The Sacrament of Reconciliation is celebrated at St. Joseph on Tuesday evening after Mass from 7:15-8:00 pm and at St. Charles Borromeo on Saturday mornings from 10:00-11:00 am. If you cannot make either time, please call the St. Charles Borromeo office to schedule an appointment.
A Guide to Reconciliation
- You always have the option to go to Reconciliation anonymously, that is, behind a screen, or face to face.
- After the priest greets you in the name of Christ, make the sign of the cross. He may choose to recite a reading from Scripture, after which you say: “Bless me Father for I have sinned. It has been (state how long) since my last confession. These are my sins.”
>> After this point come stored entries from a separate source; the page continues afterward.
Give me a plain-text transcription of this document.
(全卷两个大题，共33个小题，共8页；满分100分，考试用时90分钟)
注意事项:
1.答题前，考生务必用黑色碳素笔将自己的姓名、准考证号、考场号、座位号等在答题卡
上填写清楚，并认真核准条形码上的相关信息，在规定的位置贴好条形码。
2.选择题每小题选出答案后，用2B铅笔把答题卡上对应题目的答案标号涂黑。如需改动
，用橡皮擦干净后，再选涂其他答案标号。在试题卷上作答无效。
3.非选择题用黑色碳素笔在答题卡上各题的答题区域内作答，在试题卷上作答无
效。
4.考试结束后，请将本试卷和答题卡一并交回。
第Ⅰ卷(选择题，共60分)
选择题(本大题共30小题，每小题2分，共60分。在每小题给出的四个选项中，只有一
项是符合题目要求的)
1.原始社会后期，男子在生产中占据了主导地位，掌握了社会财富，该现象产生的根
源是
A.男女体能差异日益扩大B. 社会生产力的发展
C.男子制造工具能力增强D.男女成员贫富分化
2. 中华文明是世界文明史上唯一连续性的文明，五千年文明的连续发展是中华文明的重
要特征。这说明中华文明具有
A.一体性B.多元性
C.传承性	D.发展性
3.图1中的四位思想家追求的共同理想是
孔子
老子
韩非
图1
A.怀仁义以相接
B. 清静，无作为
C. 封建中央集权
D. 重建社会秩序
- Tell your sins simply and honestly to the priest. You might even want to discuss the circumstances and the root causes of your sins and ask the priest for advice or direction.
- Listen to the advice the priest gives you and accept the penance from him. Then make an Act of Contrition for your sins.
- The priest will then dismiss you with the words of praise: “Give thanks to the Lord for He is good. You respond: “For His mercy endures forever.”
A Prayer Before Reconciliation
Come, Holy Spirit, into my soul. Enlighten my mind that I May know the sins I ought to confess, and grant me your grace to confess them fully, humbly and with a contrite heart. Help me to firmly resolve not to commit them again.
Examination of Conscious For All Ages
In order to approach God and ask for His forgiveness, examine your actions and see where you have failed to follow God’s will in your life:
Do I respect my parents, grandparents, my teachers, my church, and all who do their best to care and look out for me?
Do I respect my body and the body of others?
Do I speak words that build up my friends, or do I tear them down by speaking of their weaknesses, just to make myself look better?
Would I choose myself as a friend?
Am I kind to strangers and those who seem alone and not part of the group?
Have I given thanks to God for the blessings of my life…my family, food, shelter, good health, and my many talents?
Click here for an Examination of Conscience based on Catholic Social Teaching.
Act of Contrition
My God, I am sorry for my sins with all my heart. In choosing to do wrong and failing to do good, I have sinned against you whom I should love above all things. I firmly intend, with your help, to do penance, to sin no more, and to avoid whatever leads me to sin. Our Savior Jesus Christ suffered and died for us. In His name, my God, have mercy. Amen.
About the Sacrament
The Sacrament of Reconciliation must be seen within the context of a conversion from sin and a turn to God. Peter wept bitterly over his triple denial of Christ but received the grace of conversion and expressed it with a threefold confession of love for Jesus (cf. Lk 22:54- 62; Jn 21:15-19). Paul was converted from persecuting Christians to becoming one of the greatest disciples of Christ who ever lived (cf. Acts 9:1-31). These moments of conversion were only the beginning of their lifelong commitment to living in fidelity to the Gospel of Jesus Christ.
Sin harms our relationship with God and damages our communion with the Church. Conversion of heart is the beginning of our journey back to God. Liturgically this happens in the Sacrament of Reconciliation. In the history of the Church, this Sacrament has been celebrated in different ways. Beneath the changes, there have always been two essentials: the acts of the penitent and the acts of Christ through the ministry of the Church. Both go hand in hand. Conversion must involve a change of heart as well as a change of actions. Neither is possible without God’s grace.